One of the most common questions I get as a falconer is: “How did you get into falconry? What made you want to do that?” There are lots of personal reasons for doing so, but my number one reason for becoming a falconer is that I love birds of prey. When it comes right down to it, I hold a deep and healthy respect and admiration for these birds that I can only describe as love. I enjoy learning about their different personalities and I enjoy being out in nature as a participant with them. I use this passion in my educational talks in the hopes that young people might learn to enjoy the natural beauty found in the wilderness. There are many wonderful things to bear witness to in nature such as the way the plants and trees grow into oddly shaped branches, the way that the moss and lichens color the tree bark, and the varied degrees of color displayed by shelf fungus and mushrooms. I make sure to include these observations as part of my presentations. The things that you can see out in the woods can be found nowhere else, and are only found off the beaten path.

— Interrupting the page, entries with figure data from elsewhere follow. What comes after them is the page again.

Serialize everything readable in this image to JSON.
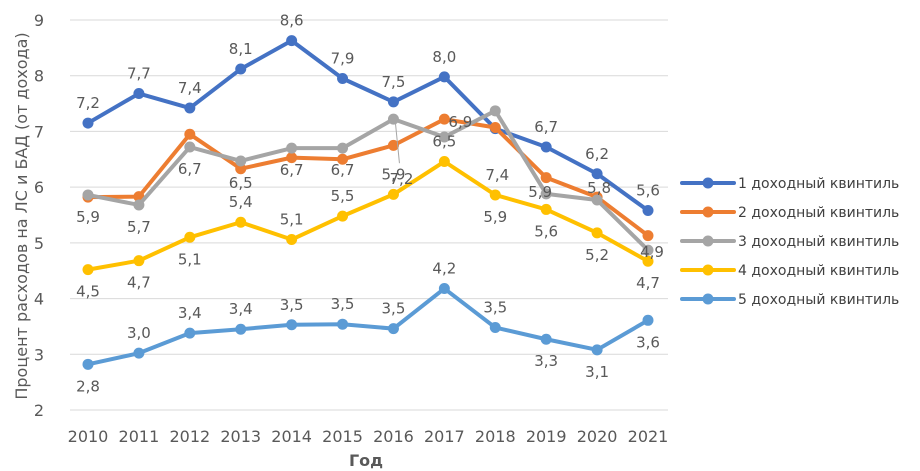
{
  "chart_data": {
    "type": "line",
    "title": "",
    "xlabel": "Год",
    "ylabel": "Процент расходов на ЛС и БАД (от дохода)",
    "x": [
      "2010",
      "2011",
      "2012",
      "2013",
      "2014",
      "2015",
      "2016",
      "2017",
      "2018",
      "2019",
      "2020",
      "2021"
    ],
    "ylim": [
      2,
      9
    ],
    "yticks": [
      "2",
      "3",
      "4",
      "5",
      "6",
      "7",
      "8",
      "9"
    ],
    "grid": true,
    "legend_position": "right",
    "series": [
      {
        "name": "1 доходный квинтиль",
        "color": "#4472C4",
        "values": [
          7.15,
          7.68,
          7.42,
          8.12,
          8.63,
          7.95,
          7.53,
          7.98,
          7.05,
          6.72,
          6.24,
          5.58
        ],
        "labels": [
          "7,2",
          "7,7",
          "7,4",
          "8,1",
          "8,6",
          "7,9",
          "7,5",
          "8,0",
          "",
          "6,7",
          "6,2",
          "5,6"
        ]
      },
      {
        "name": "2 доходный квинтиль",
        "color": "#ED7D31",
        "values": [
          5.82,
          5.83,
          6.95,
          6.33,
          6.53,
          6.5,
          6.75,
          7.22,
          7.07,
          6.17,
          5.82,
          5.13
        ],
        "labels": [
          "",
          "",
          "",
          "",
          "",
          "",
          "",
          "",
          "",
          "",
          "",
          ""
        ]
      },
      {
        "name": "3 доходный квинтиль",
        "color": "#A5A5A5",
        "values": [
          5.86,
          5.68,
          6.72,
          6.47,
          6.7,
          6.7,
          7.22,
          6.9,
          7.37,
          5.88,
          5.77,
          4.87
        ],
        "labels": [
          "5,9",
          "5,7",
          "6,7",
          "6,5",
          "6,7",
          "6,7",
          "7,2",
          "6,9",
          "7,4",
          "5,9",
          "5,8",
          "4,9"
        ]
      },
      {
        "name": "4 доходный квинтиль",
        "color": "#FFC000",
        "values": [
          4.52,
          4.68,
          5.1,
          5.37,
          5.06,
          5.48,
          5.87,
          6.46,
          5.86,
          5.6,
          5.18,
          4.67
        ],
        "labels": [
          "4,5",
          "4,7",
          "5,1",
          "5,4",
          "5,1",
          "5,5",
          "5,9",
          "6,5",
          "5,9",
          "5,6",
          "5,2",
          "4,7"
        ]
      },
      {
        "name": "5 доходный квинтиль",
        "color": "#5B9BD5",
        "values": [
          2.82,
          3.02,
          3.38,
          3.45,
          3.53,
          3.54,
          3.46,
          4.18,
          3.48,
          3.27,
          3.08,
          3.61
        ],
        "labels": [
          "2,8",
          "3,0",
          "3,4",
          "3,4",
          "3,5",
          "3,5",
          "3,5",
          "4,2",
          "3,5",
          "3,3",
          "3,1",
          "3,6"
        ]
      }
    ]
  }
}
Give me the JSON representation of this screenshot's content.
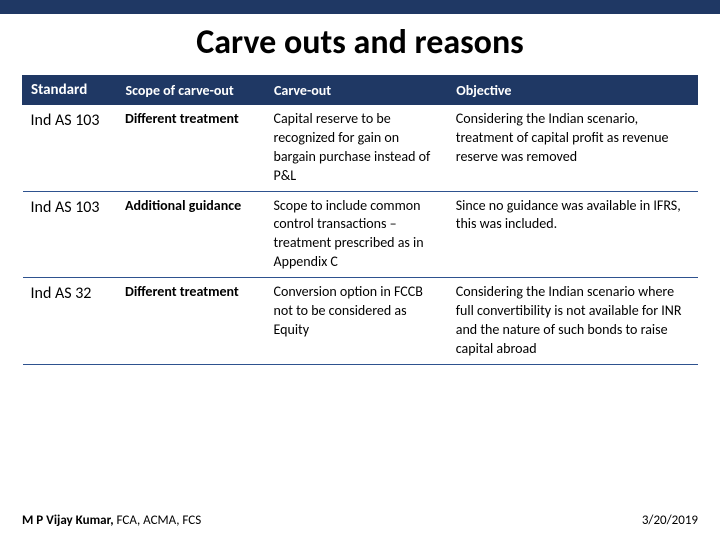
{
  "title": "Carve outs and reasons",
  "table": {
    "headers": [
      "Standard",
      "Scope of carve-out",
      "Carve-out",
      "Objective"
    ],
    "rows": [
      {
        "standard": "Ind AS 103",
        "scope": "Different treatment",
        "carve": "Capital reserve to be recognized for gain on bargain purchase instead of P&L",
        "objective": "Considering the Indian scenario, treatment of capital profit as revenue reserve was removed"
      },
      {
        "standard": "Ind AS 103",
        "scope": "Additional guidance",
        "carve": "Scope to include common control transactions – treatment prescribed as in Appendix C",
        "objective": "Since no guidance was available in IFRS, this was included."
      },
      {
        "standard": "Ind AS 32",
        "scope": "Different treatment",
        "carve": "Conversion option in FCCB not to be considered as Equity",
        "objective": "Considering the Indian scenario where full convertibility is not available for INR and the nature of such bonds to raise capital abroad"
      }
    ]
  },
  "footer": {
    "author_bold": "M P Vijay Kumar,",
    "author_rest": " FCA, ACMA, FCS",
    "date": "3/20/2019"
  },
  "colors": {
    "header_bg": "#1f3864",
    "text": "#000000",
    "border": "#2e528f"
  }
}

The sport of falconry also provides opportunities to discuss and educate young learners on food webs and ecology. The purpose of the hawk hunting rabbits or squirrels is so that they can eat and survive. The game of survival in the wilderness is a high-stakes game where the winners take all and the losers get eaten. The hawk plays the role in the ecological food web as the top predator. As the apex predator, their job is to keep the little critter population in check. Food webs that show the animals and trees in forests or marsh habitats contain many prey animals, but only a few predator animals at the top. I like to think of falconers as observers in the natural predator-prey relationship that plays out every day in the wilderness. The privilege to be a close hunting partner with the hawk is one of the most rewarding aspects of falconry for me. When I re-tell these tales of my falconry adventures, it is my hope that the audience can really get good picture of how enjoyable the sport of falconry can be.

Falconry as a sport rewards me every day that I interact and hunt with my raptor. The joy of educating other folks about raptors and falconry is an additional personal enjoyment that only comes from sharing the things you love with others.